O segundo nível envolve enraizar-se com a própria psique, um conceito que igualmente não dizia respeito apenas à mente, mas também aos sentimentos.

Em terceiro lugar estava a comunidade, algo de importância crucial para os astecas.

Diferentemente de Platão ou Aristóteles, que propuseram uma ética das virtudes centrada no indivíduo, essa civilização indígena colocava a sociedade como o eixo principal.

Uma vida digna de ser vivida não era possível sem laços familiares, amigos e vizinhos, que o ajudarão a se levantar das inevitáveis quedas na terra escorregadia.

E, por último, estava o enraizamento a teotl, uma divindade que não era outra coisa senão a natureza.

É assim que esse quarto nível era alcançado com os três anteriores.
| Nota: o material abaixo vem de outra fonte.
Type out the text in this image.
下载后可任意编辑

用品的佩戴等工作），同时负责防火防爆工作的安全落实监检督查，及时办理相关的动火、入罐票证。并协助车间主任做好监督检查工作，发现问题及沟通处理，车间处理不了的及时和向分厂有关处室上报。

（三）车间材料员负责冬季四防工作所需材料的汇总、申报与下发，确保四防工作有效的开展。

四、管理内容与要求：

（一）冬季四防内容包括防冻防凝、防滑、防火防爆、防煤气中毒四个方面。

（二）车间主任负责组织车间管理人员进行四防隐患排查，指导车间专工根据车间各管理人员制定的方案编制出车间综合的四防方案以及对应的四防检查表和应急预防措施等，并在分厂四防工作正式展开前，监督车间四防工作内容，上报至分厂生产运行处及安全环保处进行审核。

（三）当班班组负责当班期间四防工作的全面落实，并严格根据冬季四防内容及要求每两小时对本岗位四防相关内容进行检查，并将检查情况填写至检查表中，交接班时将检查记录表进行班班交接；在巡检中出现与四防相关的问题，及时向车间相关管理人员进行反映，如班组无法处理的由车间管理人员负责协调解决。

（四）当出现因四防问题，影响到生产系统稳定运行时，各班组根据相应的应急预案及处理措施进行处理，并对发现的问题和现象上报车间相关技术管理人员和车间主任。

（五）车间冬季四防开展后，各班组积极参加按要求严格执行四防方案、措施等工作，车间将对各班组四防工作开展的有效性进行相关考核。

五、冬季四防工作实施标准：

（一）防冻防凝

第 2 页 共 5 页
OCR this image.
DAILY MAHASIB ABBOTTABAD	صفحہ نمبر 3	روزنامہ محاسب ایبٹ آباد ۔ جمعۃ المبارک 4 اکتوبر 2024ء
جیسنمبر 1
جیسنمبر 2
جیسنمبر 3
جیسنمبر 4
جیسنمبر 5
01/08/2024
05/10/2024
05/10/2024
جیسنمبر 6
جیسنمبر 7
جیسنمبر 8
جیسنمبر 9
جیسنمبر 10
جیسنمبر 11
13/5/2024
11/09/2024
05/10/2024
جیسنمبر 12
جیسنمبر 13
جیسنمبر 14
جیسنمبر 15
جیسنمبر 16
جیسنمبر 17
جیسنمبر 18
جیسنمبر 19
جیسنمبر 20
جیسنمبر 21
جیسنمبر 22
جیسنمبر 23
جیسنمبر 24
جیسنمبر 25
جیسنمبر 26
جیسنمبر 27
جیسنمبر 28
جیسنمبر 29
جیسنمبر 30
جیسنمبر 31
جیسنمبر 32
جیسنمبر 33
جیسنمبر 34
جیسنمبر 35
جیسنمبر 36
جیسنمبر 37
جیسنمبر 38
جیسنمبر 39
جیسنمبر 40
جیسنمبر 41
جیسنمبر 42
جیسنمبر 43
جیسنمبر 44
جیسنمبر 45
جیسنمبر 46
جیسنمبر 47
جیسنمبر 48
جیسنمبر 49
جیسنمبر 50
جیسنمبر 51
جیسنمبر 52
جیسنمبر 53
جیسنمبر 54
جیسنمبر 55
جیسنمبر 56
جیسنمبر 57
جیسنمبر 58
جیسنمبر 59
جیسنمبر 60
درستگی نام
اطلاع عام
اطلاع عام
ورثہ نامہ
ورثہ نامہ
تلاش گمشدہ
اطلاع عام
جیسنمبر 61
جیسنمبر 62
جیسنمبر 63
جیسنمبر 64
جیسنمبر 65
Mas compondo filosofia poética alcançava-se ainda mais rápido.

Os conquistadores espanhóis podem ter derrubado o império asteca. Mas suas ideias persistem (Getty Images)

A decisão de Ulisses

As ideias filosóficas dos astecas são por vezes recebidas com algum ceticismo.

Purcell costuma usar A Odisséia de Homero para explicar em suas aulas na SUNY por que essa civilização tinha razão ao afirmar que a felicidade é um objetivo de vida equivocado.

Em um trecho do poema épico grego, o protagonista, Ulisses, passa sete anos em uma ilha paradisíaca com a deusa Calipso.

A deusa, então, apresenta-lhe um dilema: ele pode ficar com ela e desfrutar da imortalidade e da eterna juventude na ilha, ou retornar ao mundo real, cheio de dor e sacrifício, mas onde também vive sua família.

Ulisses “decide se aventurar em águas abertas em um barco frágil em busca de sua esposa e filho”, recapitulou Purcell no artigo da APA.

É então que ele pergunta a seus alunos o que eles teriam escolhido: “Nunca houve quem discordasse de Ulisses”.

Ana Pais, jornalista, para a BBC News Mundo, em 21 março 2024. Publicado originalmente em março de 2019.